THISDAY gathered that most of the victims who died were those who took ill, essentially because of the poor sanitary condition in the over-crowded camps. Medical attention was said to have been poor, which helped to increase the number of casualties.
Narrating the ordeal of those in the relief camps, Chairman, Rivers State chapter of the Nigeria Medical Association (NMA), Dr. Ibitrokoemi Faye-Kurubo, complained about the situation in the camps. He gave details of the challenges while briefing journalists at the opening of the 2012 Physicians' Week in Port Harcourt Tuesday.

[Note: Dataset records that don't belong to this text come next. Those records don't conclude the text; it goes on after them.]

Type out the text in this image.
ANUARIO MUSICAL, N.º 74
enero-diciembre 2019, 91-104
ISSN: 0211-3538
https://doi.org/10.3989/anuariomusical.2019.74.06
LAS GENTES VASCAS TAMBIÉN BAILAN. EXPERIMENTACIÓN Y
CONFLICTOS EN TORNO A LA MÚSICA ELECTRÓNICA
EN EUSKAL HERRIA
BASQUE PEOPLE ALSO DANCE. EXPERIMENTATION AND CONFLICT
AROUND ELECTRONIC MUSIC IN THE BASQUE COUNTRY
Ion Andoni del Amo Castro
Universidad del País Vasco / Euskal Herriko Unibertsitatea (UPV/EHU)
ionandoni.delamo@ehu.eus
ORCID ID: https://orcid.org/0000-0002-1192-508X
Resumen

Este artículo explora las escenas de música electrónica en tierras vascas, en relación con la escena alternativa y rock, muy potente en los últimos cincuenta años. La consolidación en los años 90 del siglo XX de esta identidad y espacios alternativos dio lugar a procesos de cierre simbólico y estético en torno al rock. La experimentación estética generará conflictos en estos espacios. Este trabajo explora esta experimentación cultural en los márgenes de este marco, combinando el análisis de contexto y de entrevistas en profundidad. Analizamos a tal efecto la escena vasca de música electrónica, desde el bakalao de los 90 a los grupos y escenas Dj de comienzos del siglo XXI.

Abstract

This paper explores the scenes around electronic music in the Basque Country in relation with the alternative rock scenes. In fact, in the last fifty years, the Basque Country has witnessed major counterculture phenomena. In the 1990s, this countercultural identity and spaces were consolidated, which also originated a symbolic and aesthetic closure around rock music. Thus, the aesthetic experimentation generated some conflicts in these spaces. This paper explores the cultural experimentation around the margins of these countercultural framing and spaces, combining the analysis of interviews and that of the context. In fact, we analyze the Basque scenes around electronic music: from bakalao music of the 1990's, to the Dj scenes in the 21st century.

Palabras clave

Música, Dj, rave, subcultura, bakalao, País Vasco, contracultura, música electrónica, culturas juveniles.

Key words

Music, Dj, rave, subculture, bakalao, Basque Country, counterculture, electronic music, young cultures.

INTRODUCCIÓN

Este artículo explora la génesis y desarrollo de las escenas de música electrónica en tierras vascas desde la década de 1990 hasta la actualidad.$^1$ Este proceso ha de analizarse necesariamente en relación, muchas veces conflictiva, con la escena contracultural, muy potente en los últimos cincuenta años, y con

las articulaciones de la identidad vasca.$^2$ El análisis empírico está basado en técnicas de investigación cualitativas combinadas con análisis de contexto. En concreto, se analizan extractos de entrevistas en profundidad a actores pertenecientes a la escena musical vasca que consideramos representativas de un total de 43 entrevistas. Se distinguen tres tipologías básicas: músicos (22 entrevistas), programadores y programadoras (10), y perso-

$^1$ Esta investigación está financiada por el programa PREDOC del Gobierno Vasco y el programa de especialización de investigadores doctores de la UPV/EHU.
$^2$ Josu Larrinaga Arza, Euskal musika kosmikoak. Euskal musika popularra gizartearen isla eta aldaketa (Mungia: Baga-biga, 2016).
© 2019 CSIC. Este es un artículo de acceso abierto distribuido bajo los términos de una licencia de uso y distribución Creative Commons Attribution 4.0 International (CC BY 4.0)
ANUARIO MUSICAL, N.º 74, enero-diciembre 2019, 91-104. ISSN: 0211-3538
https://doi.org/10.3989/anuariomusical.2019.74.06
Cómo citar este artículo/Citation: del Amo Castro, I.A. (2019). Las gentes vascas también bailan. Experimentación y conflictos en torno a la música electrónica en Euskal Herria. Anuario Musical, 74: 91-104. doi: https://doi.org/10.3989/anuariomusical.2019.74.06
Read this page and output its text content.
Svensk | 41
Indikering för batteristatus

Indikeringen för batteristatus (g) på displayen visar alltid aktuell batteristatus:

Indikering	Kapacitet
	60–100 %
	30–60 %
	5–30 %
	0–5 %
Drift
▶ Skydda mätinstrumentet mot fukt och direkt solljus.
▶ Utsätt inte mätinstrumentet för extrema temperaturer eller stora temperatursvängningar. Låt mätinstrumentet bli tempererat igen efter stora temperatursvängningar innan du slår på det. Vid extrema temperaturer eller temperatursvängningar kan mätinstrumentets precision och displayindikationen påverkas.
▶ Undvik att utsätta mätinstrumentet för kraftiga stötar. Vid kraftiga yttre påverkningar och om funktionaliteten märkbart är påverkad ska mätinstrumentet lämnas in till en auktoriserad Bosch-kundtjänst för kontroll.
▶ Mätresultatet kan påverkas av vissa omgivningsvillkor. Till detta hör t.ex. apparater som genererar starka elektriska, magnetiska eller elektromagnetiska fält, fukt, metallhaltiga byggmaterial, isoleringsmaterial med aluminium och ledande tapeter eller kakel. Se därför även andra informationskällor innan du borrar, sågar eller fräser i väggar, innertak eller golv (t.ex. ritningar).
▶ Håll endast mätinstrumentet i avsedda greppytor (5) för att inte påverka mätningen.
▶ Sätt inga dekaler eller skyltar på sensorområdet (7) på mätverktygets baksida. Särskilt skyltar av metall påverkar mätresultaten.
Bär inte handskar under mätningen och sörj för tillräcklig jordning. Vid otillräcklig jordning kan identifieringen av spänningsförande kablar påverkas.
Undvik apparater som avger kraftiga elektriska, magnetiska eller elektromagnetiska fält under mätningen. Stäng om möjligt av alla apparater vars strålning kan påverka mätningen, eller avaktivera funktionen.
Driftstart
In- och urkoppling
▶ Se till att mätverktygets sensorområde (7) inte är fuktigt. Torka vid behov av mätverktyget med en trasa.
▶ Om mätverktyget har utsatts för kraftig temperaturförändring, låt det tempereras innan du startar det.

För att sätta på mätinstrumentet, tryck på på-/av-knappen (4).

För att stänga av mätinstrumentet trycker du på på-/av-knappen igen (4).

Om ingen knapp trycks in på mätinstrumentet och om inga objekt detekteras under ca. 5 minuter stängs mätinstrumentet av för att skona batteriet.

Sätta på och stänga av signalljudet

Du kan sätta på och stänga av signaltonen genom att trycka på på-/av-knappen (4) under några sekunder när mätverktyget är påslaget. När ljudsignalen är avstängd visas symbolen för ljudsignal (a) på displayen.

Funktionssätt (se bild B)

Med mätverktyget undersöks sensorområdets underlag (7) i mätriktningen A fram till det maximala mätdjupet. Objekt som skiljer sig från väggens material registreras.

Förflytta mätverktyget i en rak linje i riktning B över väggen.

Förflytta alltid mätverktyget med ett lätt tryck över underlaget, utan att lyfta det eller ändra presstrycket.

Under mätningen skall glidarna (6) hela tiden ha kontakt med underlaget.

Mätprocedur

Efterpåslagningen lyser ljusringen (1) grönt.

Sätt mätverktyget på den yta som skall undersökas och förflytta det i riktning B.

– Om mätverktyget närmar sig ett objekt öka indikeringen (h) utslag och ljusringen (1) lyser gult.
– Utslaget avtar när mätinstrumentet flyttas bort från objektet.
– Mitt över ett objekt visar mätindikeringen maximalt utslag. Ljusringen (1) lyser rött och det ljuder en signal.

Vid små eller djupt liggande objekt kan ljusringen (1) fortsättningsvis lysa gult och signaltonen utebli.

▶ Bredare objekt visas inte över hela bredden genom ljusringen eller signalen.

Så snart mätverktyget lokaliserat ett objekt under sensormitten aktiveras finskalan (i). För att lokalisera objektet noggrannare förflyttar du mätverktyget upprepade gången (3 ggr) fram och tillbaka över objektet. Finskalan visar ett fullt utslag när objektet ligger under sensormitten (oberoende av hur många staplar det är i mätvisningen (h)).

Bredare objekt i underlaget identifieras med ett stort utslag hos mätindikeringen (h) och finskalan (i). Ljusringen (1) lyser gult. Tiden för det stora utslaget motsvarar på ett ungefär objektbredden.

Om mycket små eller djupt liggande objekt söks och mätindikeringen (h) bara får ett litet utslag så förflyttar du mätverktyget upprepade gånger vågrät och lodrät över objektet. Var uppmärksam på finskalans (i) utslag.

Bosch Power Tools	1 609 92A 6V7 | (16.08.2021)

Faye-Kurubo called for the deployment of more medical facilities in the camps to ensure better welfare for the displaced. From the situation in the camps so far, unless urgent and adequate medical attention is paid to the condition of the people, it is possible that more deaths could be recorded.
"Drugs and other medical aids should be deployed to the relevant agencies in the camps considering the challenges being faced by victims of the flood disaster and to avert possible outbreak of epidemic and other water-related diseases in the camps.
"During our (NMA) visit to the camps in Abua, we discovered that 11 children have been delivered by pregnant women," Faye-Kurubo said, noting that it was not the best environment for delivery.
But challenging as the camps are in terms of basic hygienic and health standards, the 11 babies were all safely delivered and without complications. It could not be ascertained whether there are standing gynaecological personnel to assist women during childbirth, or whether the people resorted to using local maternity methods to aid baby deliveries at the camp.
It was also learnt that most of the people who died in the flood in Ubie clan are from Ubio, Ogoda, Oshiobele and Odiereke-Ubie communities in Ahoada-East Local Government Area.
Given the extent of damage caused by the flood in the state, most victims have faulted the Federal Government's categorisation of Rivers State as Category B when President Goodluck Jonathan, on October 9, announced relief packages for states affected by the flood disaster.
Rivers was classified into Category B states which were given N400 million.
The four categories are Category A - N500 million, Category B - N400 million, Category C - N300 million and Category D -N250 million. Although it was considered a thoughtful gesture from the Federal Government, many have expressed fear that the amount is not enough to take care of the victims even while in the relief camps, let alone rehabilitating their homes, which have been devastated by the flood.
Several state governments have constituted standing committees to organise and administer the affairs of those in the refugee camps. Some states are already making provisions for security in the various camps, as unconfirmed reports have hinted of cases of rape and other types of crime in the various relief camps across the country.
Several individuals and government agencies have joined the Federal Government and states in providing relief materials to the various camps. The Niger Delta Development Commission (NDDC), for instance, had provided relief materials, including food items, beddings and medicals to several relief camps within the region. The Presidential Amnesty Office has also provided sundry relief materials to victims of the flood in various states.